Take 2: explaining the model
When we talk about chance and probability in everyday life, we usually talk about how a model explains or causes an outcome:
- The dice were loaded, so that's why you rolled three 6s.
- That horse was the fastest in the race, so it won.
- The bag has hardly any red balls in it, so you probably won't draw any.
These conventional statistics, what we call frequentism, starts with a known model and predicts or explains the results: If half the balls in a bag are red, then it's likely half the balls we draw out of the bag will be red too ...
But there's a problem here: often in life, it's not the result or outcome that we need to know or understand. We can see the result, what has happened. Instead we want to know about the system that produced the results:
- If I roll three 6s in a row, does that mean these dice are loaded?
- If a specific horse wins a race, what does that tell me about the relative speeds of all horses in the race?
- If I draw 6 red and 3 black balls out of a bag, what does that tell me about the contents of the bag?
This sort of problem is common in scientific research. We do experiments to see how a complicated system (e.g. the human body, millions of years of evolution) behaves and use that to try and deduce how it works.
It's a backwards sort of reasoning, and this is exactly what Bayesian statistics do: using the outcomes, look for the model that is best explained by the data. In contrast, methods like maximum likelihood looks for the model with the highest probability of producing the data.
Confused? These two things are subtly different. Let me explain.
Take 3: Cancer
This is a classic toy example that I've modified slightly.
Assume there's a test for cancer. If someone has cancer, it will always detect it, 100% of the time. If they don't have cancer, it will usually correctly call this result, 90% of the time. However in 10% of these cases, it will incorrectly report they do have cancer. Looking at this in a table:
|Cancer detected||Cancer not detected|
|Patient has cancer||100%||0%|
|Patient doesn't have cancer||10%||90%|
This is what we'd call a 0% false negative and 10% false positive.

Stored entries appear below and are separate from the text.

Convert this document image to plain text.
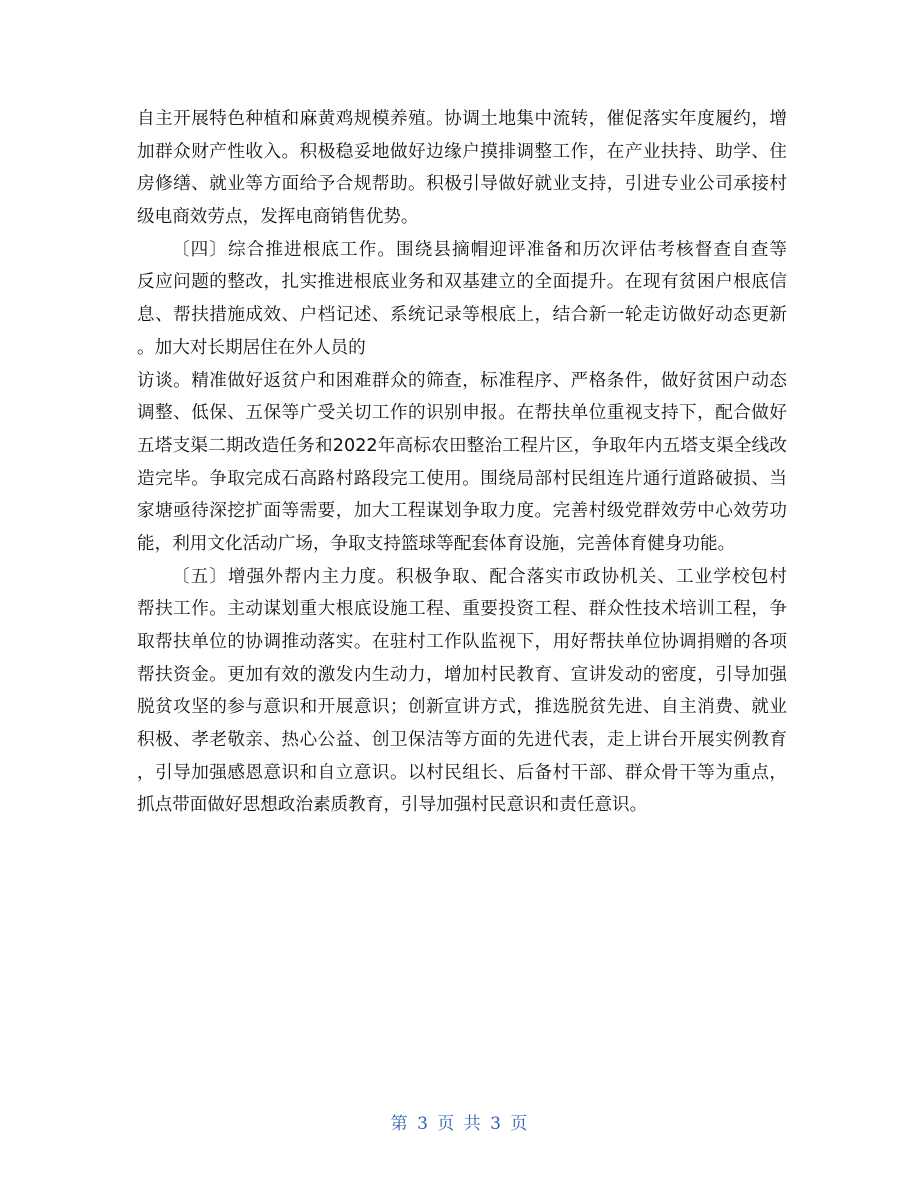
自主开展特色种植和麻黄鸡规模养殖。协调土地集中流转，催促落实年度履约，增
加群众财产性收入。积极稳妥地做好边缘户摸排调整工作，在产业扶持、助学、住
房修缮、就业等方面给予合规帮助。积极引导做好就业支持，引进专业公司承接村
级电商效劳点，发挥电商销售优势。
〔四〕综合推进根底工作。围绕县摘帽迎评准备和历次评估考核督查自查等
反应问题的整改，扎实推进根底业务和双基建立的全面提升。在现有贫困户根底信
息、帮扶措施成效、户档记述、系统记录等根底上，结合新一轮走访做好动态更新
。加大对长期居住在外人员的
访谈。精准做好返贫户和困难群众的筛查，标准程序、严格条件，做好贫困户动态
调整、低保、五保等广受关切工作的识别申报。在帮扶单位重视支持下，配合做好
五塔支渠二期改造任务和2022年高标农田整治工程片区，争取年内五塔支渠全线改
造完毕。争取完成石高路村路段完工使用。围绕局部村民组连片通行道路破损、当
家塘亟待深挖扩面等需要，加大工程谋划争取力度。完善村级党群效劳中心效劳功
能，利用文化活动广场，争取支持篮球等配套体育设施，完善体育健身功能。
〔五〕增强外帮内主力度。积极争取、配合落实市政协机关、工业学校包村
帮扶工作。主动谋划重大根底设施工程、重要投资工程、群众性技术培训工程，争
取帮扶单位的协调推动落实。在驻村工作队监视下，用好帮扶单位协调捐赠的各项
帮扶资金。更加有效的激发内生动力，增加村民教育、宣讲发动的密度，引导加强
脱贫攻坚的参与意识和开展意识；创新宣讲方式，推选脱贫先进、自主消费、就业
积极、孝老敬亲、热心公益、创卫保洁等方面的先进代表，走上讲台开展实例教育
，引导加强感恩意识和自立意识。以村民组长、后备村干部、群众骨干等为重点，
抓点带面做好思想政治素质教育，引导加强村民意识和责任意识。
第 3 页 共 3 页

Now let's assume that 1% of people actually have cancer. You go in for a test and unfortunately it reports you have cancer. Statistically, do you actually have cancer?

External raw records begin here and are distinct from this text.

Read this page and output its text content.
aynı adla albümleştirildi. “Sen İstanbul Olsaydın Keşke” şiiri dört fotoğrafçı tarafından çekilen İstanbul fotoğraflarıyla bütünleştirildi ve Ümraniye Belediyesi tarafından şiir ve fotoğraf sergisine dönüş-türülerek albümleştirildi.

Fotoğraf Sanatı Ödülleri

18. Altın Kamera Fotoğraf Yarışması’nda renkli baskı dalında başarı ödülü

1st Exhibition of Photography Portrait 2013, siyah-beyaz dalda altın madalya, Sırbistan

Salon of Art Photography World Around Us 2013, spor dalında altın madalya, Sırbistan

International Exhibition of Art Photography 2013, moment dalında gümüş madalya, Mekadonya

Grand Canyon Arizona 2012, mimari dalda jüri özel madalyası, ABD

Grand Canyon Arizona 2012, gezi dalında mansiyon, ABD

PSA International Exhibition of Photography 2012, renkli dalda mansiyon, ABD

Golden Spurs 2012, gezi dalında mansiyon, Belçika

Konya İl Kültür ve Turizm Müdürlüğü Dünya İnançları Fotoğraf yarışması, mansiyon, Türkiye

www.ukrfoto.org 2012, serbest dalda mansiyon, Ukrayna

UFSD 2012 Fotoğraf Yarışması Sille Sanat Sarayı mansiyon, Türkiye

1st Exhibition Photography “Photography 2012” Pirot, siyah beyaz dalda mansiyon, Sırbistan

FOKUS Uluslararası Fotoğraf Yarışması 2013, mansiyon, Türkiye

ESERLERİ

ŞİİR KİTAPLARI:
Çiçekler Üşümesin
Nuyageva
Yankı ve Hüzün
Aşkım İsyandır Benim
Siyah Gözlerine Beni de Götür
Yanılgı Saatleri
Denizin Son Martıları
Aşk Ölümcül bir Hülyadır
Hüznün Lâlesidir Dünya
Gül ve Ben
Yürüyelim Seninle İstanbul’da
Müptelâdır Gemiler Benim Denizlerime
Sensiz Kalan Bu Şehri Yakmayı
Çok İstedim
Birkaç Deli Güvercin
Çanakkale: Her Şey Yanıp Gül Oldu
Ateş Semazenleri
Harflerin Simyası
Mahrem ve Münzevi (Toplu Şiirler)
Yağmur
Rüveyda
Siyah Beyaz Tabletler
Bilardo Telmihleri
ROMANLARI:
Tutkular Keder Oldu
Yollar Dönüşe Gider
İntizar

By conventional statistical approaches, we would say yes:
- If you have cancer, there is a 100% probability we would get the result seen
- If you don't have cancer, theres a 10% result we would get a positive result
So, the scenario with the greatest chance of probability of producing the result we've seen is that you have cancer. Sorry.
What this approach misses out is the relative probability of the different scenarios. Bayesian stats refers to these things as a prior, what we know or believe about a system before we see any result. (Prior? Before? Get it?)

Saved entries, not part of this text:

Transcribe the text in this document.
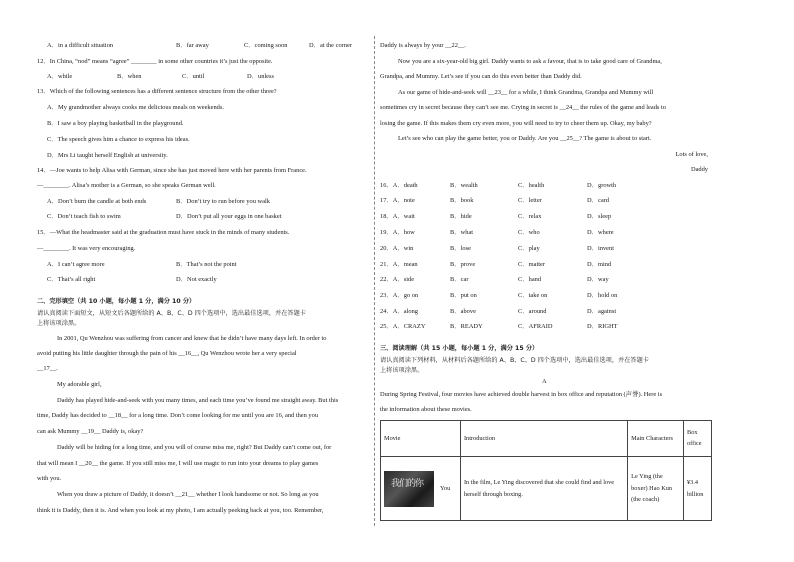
A．in a difficult situation	B．far away	C．coming soon	D．at the corner
12．In China, “nod” means “agree” ________ in some other countries it’s just the opposite.
A．while	B．when	C．until	D．unless
13．Which of the following sentences has a different sentence structure from the other three?
A．My grandmother always cooks me delicious meals on weekends.
B．I saw a boy playing basketball in the playground.
C．The speech gives him a chance to express his ideas.
D．Mrs Li taught herself English at university.
14．—Joe wants to help Alisa with German, since she has just moved here with her parents from France.
—________. Alisa’s mother is a German, so she speaks German well.
A．Don’t burn the candle at both ends	B．Don’t try to run before you walk
C．Don’t teach fish to swim	D．Don’t put all your eggs in one basket
15．—What the headmaster said at the graduation must have stuck in the minds of many students.
—________. It was very encouraging.
A．I can’t agree more	B．That’s not the point
C．That’s all right	D．Not exactly
二、完形填空（共 10 小题，每小题 1 分，满分 10 分）
请认真阅读下面短文，从短文后各题所给的 A、B、C、D 四个选项中，选出最佳选项，并在答题卡
上将该项涂黑。
In 2001, Qu Wenzhou was suffering from cancer and knew that he didn’t have many days left. In order to
avoid putting his little daughter through the pain of his __16__, Qu Wenzhou wrote her a very special
__17__.
My adorable girl,
Daddy has played hide-and-seek with you many times, and each time you’ve found me straight away. But this
time, Daddy has decided to __18__ for a long time. Don’t come looking for me until you are 16, and then you
can ask Mummy __19__ Daddy is, okay?
Daddy will be hiding for a long time, and you will of course miss me, right? But Daddy can’t come out, for
that will mean I __20__ the game. If you still miss me, I will use magic to run into your dreams to play games
with you.
When you draw a picture of Daddy, it doesn’t __21__ whether I look handsome or not. So long as you
think it is Daddy, then it is. And when you look at my photo, I am actually peeking back at you, too. Remember,
Daddy is always by your __22__.
Now you are a six-year-old big girl. Daddy wants to ask a favour, that is to take good care of Grandma,
Grandpa, and Mummy. Let’s see if you can do this even better than Daddy did.
As our game of hide-and-seek will __23__ for a while, I think Grandma, Grandpa and Mummy will
sometimes cry in secret because they can’t see me. Crying in secret is __24__ the rules of the game and leads to
losing the game. If this makes them cry even more, you will need to try to cheer them up. Okay, my baby?
Let’s see who can play the game better, you or Daddy. Are you __25__? The game is about to start.
Lots of love,
Daddy
16．A．death	B．wealth	C．health	D．growth
17．A．note	B．book	C．letter	D．card
18．A．wait	B．hide	C．relax	D．sleep
19．A．how	B．what	C．who	D．where
20．A．win	B．lose	C．play	D．invent
21．A．mean	B．prove	C．matter	D．mind
22．A．side	B．car	C．hand	D．way
23．A．go on	B．put on	C．take on	D．hold on
24．A．along	B．above	C．around	D．against
25．A．CRAZY	B．READY	C．AFRAID	D．RIGHT
三、阅读理解（共 15 小题，每小题 1 分，满分 15 分）
请认真阅读下列材料，从材料后各题所给的 A、B、C、D 四个选项中，选出最佳选项，并在答题卡
上将该项涂黑。
A
During Spring Festival, four movies have achieved double harvest in box office and reputation (声誉). Here is
the information about these movies.
Movie	Introduction	Main Characters	Box office

我们的你 You	In the film, Le Ying discovered that she could find and love herself through boxing.	Le Ying (the boxer) Hao Kun (the coach)	¥3.4 billion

Let's think of a population of 1000 people and put them into the table:
|Cancer detected||Cancer not detected|
|10 patients with cancer||10||0|
|990 patients without cancer||99||891|
So, of the 109 people that are detected with cancer, only 10 actually do have it. If you are detected as having cancer, there is a roughly 9% chnace you actually do. It's far more likely that the test has got it wrong and you're a false positive.
Put it this way:
- The explanation (model) that is most likely to say you have cancer, is that you have cancer
- If you have cancer, the most likely explanation (model) is that you do not have cancer
Take 4: maths!
I'll give way and actually put it into an equation here. This is Bayes Theorem:
P(A|B) = P(B|A) * P(A) / P(B)
Which in our case means:
Probability (you have cancer if you get a positive test) = Probability (you get a positive test if you have cancer) * Probability (you have cancer regardless of test result) / Probability (you get a positive result regardless of whether you have cancer)
1.0 * 0.01 / 0.109 = 0.092
So, if you get a positive result, there's only about 9% chance you have cancer. Obviously this is a grossly simplified situation, and using Bayes theorem is overkill. But it illustrates a general principle: maximum likelihood picks the single "best" answer, while Bayesian approaches consider how likely the individual answers are.